Like many of us over the summer, we had a surprise after July 2nd, where our Dataverse search consumption skyrocketed. When I say sky and rocket, I mean growth not of 1 GB, but of 10, 20, and 30 GB, depending on how your environment is configured.

(Btw this was real)
The primary culprit is changes to the Dataverse Search to enable Generative AI capabilities that left you with only 3 options to reduce your mass growth in storage capacity.

On – keep running along and having to pay extra for data (this maintains your global search bar).
Default – your global search bar is hidden, but you can still do some AI stuff.
Off – no search bar, limited AI.
I didn’t test the bounds of the AI capabilities changes, but like many, having a global search for many years and then having to take it away wasn’t something we wanted to offer our users.
Taming the Index
I can’t remember if this was there before, but at the same time, I started noticing the following screens on my solutions that outlined the data consumption of indexes

When you click “Manage Search Index”, you get a more detailed view of what is happening in each entity and particularly how many columns are used in the index.

From here, if I wanted to keep global search, I would have to reduce my index consumption on my larger tables (i.e., contacts).
Indexes are not Search Enabled Fields
I made the first mistake when I looked at my entity fields and noticed (on contact for instance) that I had over 50+ search-enabled fields, which did not line up with the above 25. Digging deeper, I found that the search indexes are not tied to these fields but instead are tied to your Quick Find Views.

Staring at this view, I could only surmise that each field was being created as its own index; apply that across tables with 500K rows, and each one gets pretty big.
The Experiment
I don’t like making a ton of changes and “seeing” what happens, so I disabled a few columns, waited for the evening cycle to pass, and then monitored the results of these changes, which are displayed below. In my one contact table that I had 25 indexes, I removed 9 fields, bringing it down to 14.

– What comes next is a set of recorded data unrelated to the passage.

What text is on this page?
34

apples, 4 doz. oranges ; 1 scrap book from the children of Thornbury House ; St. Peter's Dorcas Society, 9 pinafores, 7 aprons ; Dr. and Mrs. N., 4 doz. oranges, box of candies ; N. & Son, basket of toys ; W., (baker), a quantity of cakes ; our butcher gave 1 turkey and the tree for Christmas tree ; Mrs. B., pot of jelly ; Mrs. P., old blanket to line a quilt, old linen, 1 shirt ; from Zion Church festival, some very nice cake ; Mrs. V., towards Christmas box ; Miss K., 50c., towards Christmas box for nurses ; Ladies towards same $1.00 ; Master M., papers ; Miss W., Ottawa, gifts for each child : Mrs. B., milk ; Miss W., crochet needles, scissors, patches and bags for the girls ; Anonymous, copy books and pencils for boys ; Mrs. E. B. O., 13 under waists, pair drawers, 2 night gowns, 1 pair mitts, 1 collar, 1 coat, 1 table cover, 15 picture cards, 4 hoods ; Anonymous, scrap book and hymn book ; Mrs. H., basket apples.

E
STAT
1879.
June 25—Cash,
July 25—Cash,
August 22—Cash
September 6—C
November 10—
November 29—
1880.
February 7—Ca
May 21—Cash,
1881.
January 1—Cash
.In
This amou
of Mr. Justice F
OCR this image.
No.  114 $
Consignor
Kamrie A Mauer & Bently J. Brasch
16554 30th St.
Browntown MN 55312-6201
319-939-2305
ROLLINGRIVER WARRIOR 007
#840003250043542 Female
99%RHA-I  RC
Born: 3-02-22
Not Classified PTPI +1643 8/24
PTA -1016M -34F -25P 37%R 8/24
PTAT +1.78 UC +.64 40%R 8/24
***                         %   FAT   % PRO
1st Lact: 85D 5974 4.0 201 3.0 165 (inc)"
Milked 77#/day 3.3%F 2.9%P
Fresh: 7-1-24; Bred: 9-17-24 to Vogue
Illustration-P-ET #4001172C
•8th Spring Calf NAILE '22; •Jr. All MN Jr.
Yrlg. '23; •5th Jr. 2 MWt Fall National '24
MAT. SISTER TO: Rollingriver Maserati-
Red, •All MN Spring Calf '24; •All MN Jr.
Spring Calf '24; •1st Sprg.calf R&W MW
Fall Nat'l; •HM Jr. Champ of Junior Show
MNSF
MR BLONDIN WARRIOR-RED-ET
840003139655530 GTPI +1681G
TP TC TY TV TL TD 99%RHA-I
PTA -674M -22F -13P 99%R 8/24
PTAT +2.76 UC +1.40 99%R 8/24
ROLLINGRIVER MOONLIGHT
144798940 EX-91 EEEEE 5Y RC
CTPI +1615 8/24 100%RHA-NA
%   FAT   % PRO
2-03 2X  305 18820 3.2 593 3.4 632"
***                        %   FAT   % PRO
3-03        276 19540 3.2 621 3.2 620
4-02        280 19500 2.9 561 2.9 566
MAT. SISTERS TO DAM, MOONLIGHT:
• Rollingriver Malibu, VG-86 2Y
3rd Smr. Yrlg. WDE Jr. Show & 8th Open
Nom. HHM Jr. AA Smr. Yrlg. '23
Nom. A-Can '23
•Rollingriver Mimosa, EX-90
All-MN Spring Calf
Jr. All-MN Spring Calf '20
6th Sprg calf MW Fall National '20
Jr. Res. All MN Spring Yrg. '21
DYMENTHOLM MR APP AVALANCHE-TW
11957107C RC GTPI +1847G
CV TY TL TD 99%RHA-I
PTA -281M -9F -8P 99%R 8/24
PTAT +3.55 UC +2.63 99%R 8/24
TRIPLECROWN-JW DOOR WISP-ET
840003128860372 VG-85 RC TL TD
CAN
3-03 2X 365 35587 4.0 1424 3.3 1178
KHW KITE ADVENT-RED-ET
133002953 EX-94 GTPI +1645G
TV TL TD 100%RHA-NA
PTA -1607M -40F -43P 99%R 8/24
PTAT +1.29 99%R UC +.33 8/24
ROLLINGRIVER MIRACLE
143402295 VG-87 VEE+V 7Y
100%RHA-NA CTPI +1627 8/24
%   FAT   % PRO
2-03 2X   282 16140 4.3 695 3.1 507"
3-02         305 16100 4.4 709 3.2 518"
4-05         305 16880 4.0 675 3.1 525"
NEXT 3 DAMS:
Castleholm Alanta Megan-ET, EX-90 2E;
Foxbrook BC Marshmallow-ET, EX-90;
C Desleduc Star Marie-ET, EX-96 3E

You can see the drop in consumption, which gets this back to a more normal level.
Interesting to note, I had to wait 3 – 4 days to start seeing changes take effect and not the standard overnight fair.
I have a few entities to go through that are our higher runners, and hopefully, this will give us a cleaner view across all our environments, saving us some $$$ on storage overages.
Our users get to keep the search bar, and we clean up an invariably bloated view that might not need all those costly indexes on it.